她想把自己性格中被隐藏的一些东西展现给权志龙看,至于权志龙会不会接受,她也不敢保证。
“你能看出来?”权志龙有点不相信,他更愿认为自己检查出抑郁症只是一个巧合,不然的话,薛景书的观察力也太强了些,毕竟之前连他自己都只当心情不好。
“有段时间没与你见面了,你的变化就显得很明显。”薛景书沉声道。
权志龙一时不知该说什么,他知道薛景书与自己在音乐上堪称知己,也知道相比自己,薛景书更敏锐、更有心机甚至更狠毒,可当薛景书承认她的欺瞒的时候,即使知道薛景书也有苦衷,毕竟她如果直说自己不见得愿意过来,权志龙还是为自己最初的毫无觉察有些后怕的感觉。

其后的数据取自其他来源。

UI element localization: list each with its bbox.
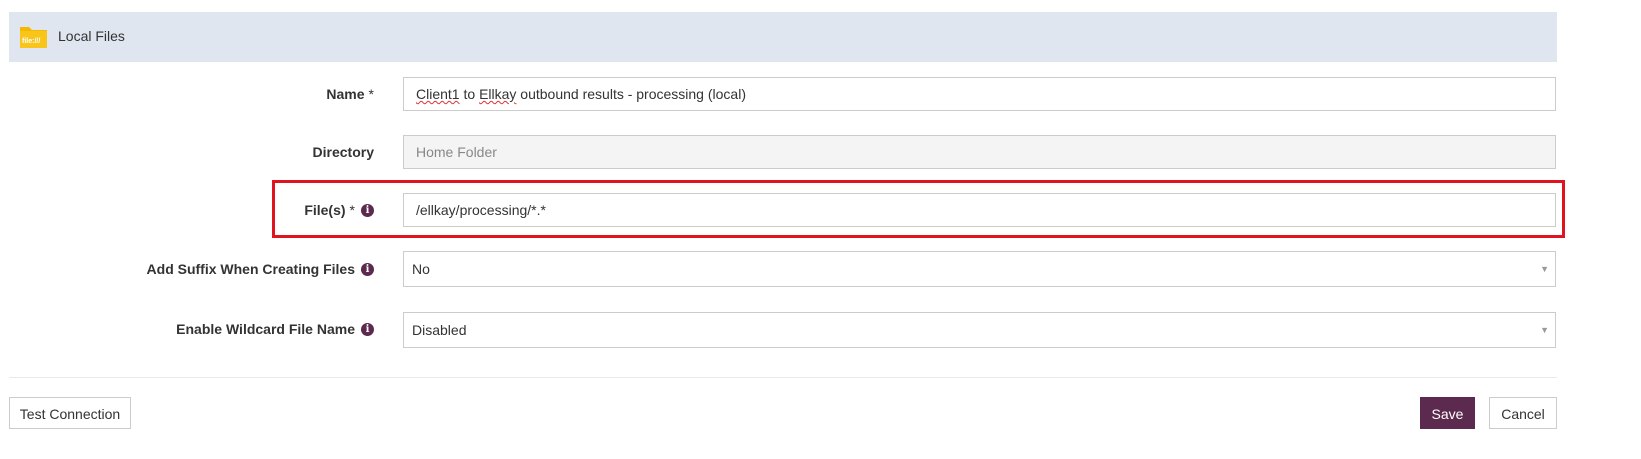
- name-value-word-3: Ellkay: [479, 86, 517, 102]
- name-value-rest: outbound results - processing (local): [516, 86, 746, 102]
- name-input[interactable]: Client1 to Ellkay outbound results - pro…: [403, 77, 1556, 111]
- cancel-button[interactable]: Cancel: [1489, 397, 1557, 429]
- chevron-down-icon: ▼: [1540, 264, 1549, 274]
- files-input[interactable]: /ellkay/processing/*.*: [403, 193, 1556, 227]
- save-button[interactable]: Save: [1420, 397, 1475, 429]
- files-label: File(s) * i: [304, 202, 374, 218]
- wildcard-label: Enable Wildcard File Name i: [176, 321, 374, 337]
- info-icon[interactable]: i: [361, 262, 374, 276]
- suffix-label: Add Suffix When Creating Files i: [147, 261, 374, 277]
- folder-icon-text: file:///: [22, 38, 40, 45]
- panel-header: file:/// Local Files: [9, 12, 1557, 62]
- files-value: /ellkay/processing/*.*: [416, 202, 546, 218]
- wildcard-value: Disabled: [412, 322, 467, 338]
- directory-input[interactable]: Home Folder: [403, 135, 1556, 169]
- name-label: Name *: [326, 86, 374, 102]
- directory-label: Directory: [312, 144, 374, 160]
- info-icon[interactable]: i: [361, 322, 374, 336]
- name-value-word-2: to: [459, 86, 480, 102]
- suffix-select[interactable]: No ▼: [403, 251, 1556, 287]
- panel-title: Local Files: [58, 28, 125, 44]
- suffix-value: No: [412, 261, 430, 277]
- directory-placeholder: Home Folder: [416, 144, 497, 160]
- chevron-down-icon: ▼: [1540, 325, 1549, 335]
- test-connection-button[interactable]: Test Connection: [9, 397, 131, 429]
- divider: [9, 377, 1557, 378]
- name-value-word-1: Client1: [416, 86, 460, 102]
- info-icon[interactable]: i: [361, 203, 374, 217]
- folder-file-icon: file:///: [20, 27, 47, 48]
- wildcard-select[interactable]: Disabled ▼: [403, 312, 1556, 348]
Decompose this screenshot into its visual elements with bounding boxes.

“回去以后我估计就要开始治病了,现在你那边时间还是很紧张吗?”话出口以后权志龙才发现,自己内心深处还是希望薛景书在身边的。
得到这样的回应,薛景书也有些感动,但她没有办法给出权志龙期望的回答:“对不起,志龙,这两天我会尽力争取一下,可在电影拍摄完成之前,我没办法抽出太多时间来。”
“不过我已经得到了代表的允许,电影拍完以后,我就会驻扎在YG的录音室,与你一起制作专辑。”薛景书又补充道,她的神情前所未有的严肃与认真,看上去就像在宣誓一样。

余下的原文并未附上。